Section 55: Extension of powers of non-legal staff
398.This section amends section 7A of the Prosecution of Offences Act 1985, which sets out the powers and rights of audience of a Crown Prosecutor which a member of staff of the CPS who is not a Crown Prosecutor may have if he or she is designated under that section by the Director of Public Prosecutions.
399.The effect of the amendments made by subsections (2) and (4) is that members of staff designated under section 7A will, in addition to their existing powers, be able to: (a) conduct trials of non-imprisonable summary offences in magistrates’ courts, (b) conduct proceedings in magistrates’ courts (other than trials) in relation to certain offences previously excluded from their remit (for example, an offence triable only on indictment or one for which the accused has elected to be tried by jury, or the court has found that it should be so tried), (c) conduct applications or other proceedings relating to “preventative civil orders”, and (d) conduct certain proceedings assigned to the Director of Public Prosecutions by the Attorney General under section 3(2)(g) of the Prosecution of Offences Act 1985 (these include proceedings on an application under section 2 of the Dogs Act 1871).
400.Subsection (3) amends subsection (5) of section 7A to make consequential changes to the definition of “bail in criminal proceedings” and to define preventative civil orders. These include restraining orders, parenting orders and other civil orders which follow criminal proceedings (such as ASBOs, drinking banning orders and football banning orders). The new subsection (5A) reproduces the existing definition of “trial” for the purposes of the section.
401.Subsection (5) inserts new subsections (8), (9) and (10) into section 7A. Subsections (8) and (9) provide that from 1 May 2011 Associate Prosecutors (formerly known as Designated Caseworkers) will cease to be exempt from the regulatory framework for persons who engage in legal activities provided for in the Legal Services Act 2007. Subsection (10) is included in case consequential amendments are required to the Legal Services Act 2007 to ensure that Associate Prosecutors can properly be catered for within the regulatory framework provided for by that Act. An order-making power (subject to the affirmative procedure) would enable appropriate modifications to be made to the 2007 Act, and if necessary other enactments (including section 7A), to this end.
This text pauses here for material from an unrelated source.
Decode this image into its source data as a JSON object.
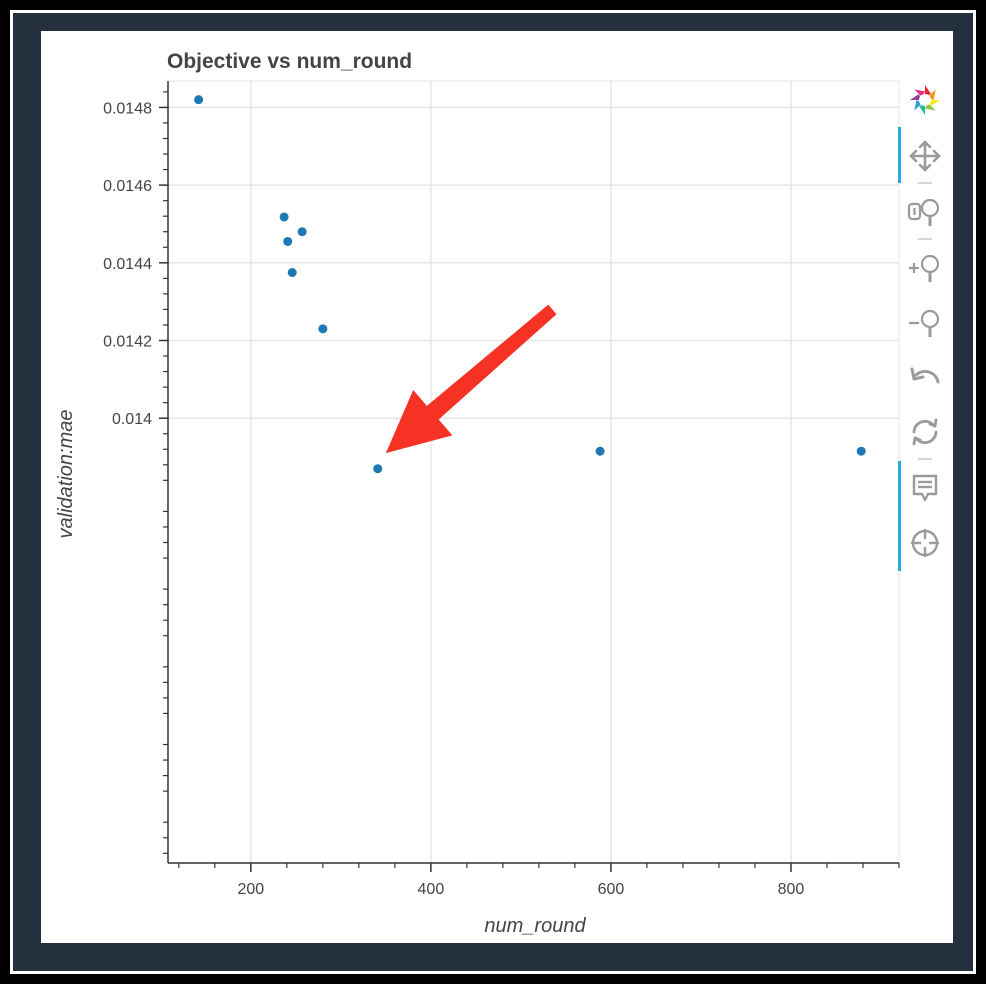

402.Subsection (5) also inserts new subsections (11) and (12) into section 7A. Associate Prosecutors’ trial remit is limited through subsection (2) to non-imprisonable summary offences. The inclusion of subsections (11) and (12) provides a power that would allow the restriction on conducting proceedings in respect of imprisonable summary offences to be lifted by order (subject to affirmative procedure).
403.Subsection (6) amends section 15 of the Prosecution of Offences Act 1985 so as to enable designated members of staff to undertake binding over proceedings in the magistrates’ court.
Criminal Legal Aid
404.Sections 12 to 18 of, and Schedule 3 to, the Access to Justice Act 1999 (the 1999 Act), as amended by the Criminal Defence Service Act 2006, deal with the Criminal Defence Service. Under section 12 of the Access to Justice Act, the Legal Services Commission (the LSC) is required to set up the Criminal Defence Service to secure that people involved in criminal investigations or criminal proceedings have access to such advice, assistance and representation as the interests of justice require. Broadly speaking, advice and assistance is available for the investigation stage and representation for proceedings.
405.Section 14 and Schedule 3 deal with representation in criminal proceedings. “Representation” is defined in section 26. It covers the preparation of a case and advocacy at any hearing. Paragraph 1(1) of Schedule 3 says that a right to representation for the purposes of any kind of criminal proceedings before a court may be granted to an individual such as is mentioned in relation to that kind of proceedings in section 12(2). The grant of a right to representation is subject to a test of the interests of justice (paragraph 5(1) of Schedule 3). Paragraph 5(2) sets out factors to be considered in deciding what the interests of justice consist of.
406.Schedule 3 was amended by the Criminal Defence Service Act 2006 to add regulation-making powers to provide for the transfer of the responsibility for granting rights to representation from the courts to the LSC and the re-introduction of a test of financial eligibility (paragraphs 2A and 3B of Schedule 3). These powers were exercised, in relation to criminal proceedings in magistrates’ courts, in the Criminal Defence Service (Representation Orders and Consequential Amendments) Regulations 2006 (S.I. 2006/2493) and the Criminal Defence Service (Financial Eligibility) Regulations 2006 (S.I. 2006/2492). Applications for representation orders are handled by Her Majesty’s Courts Service on behalf of the LSC.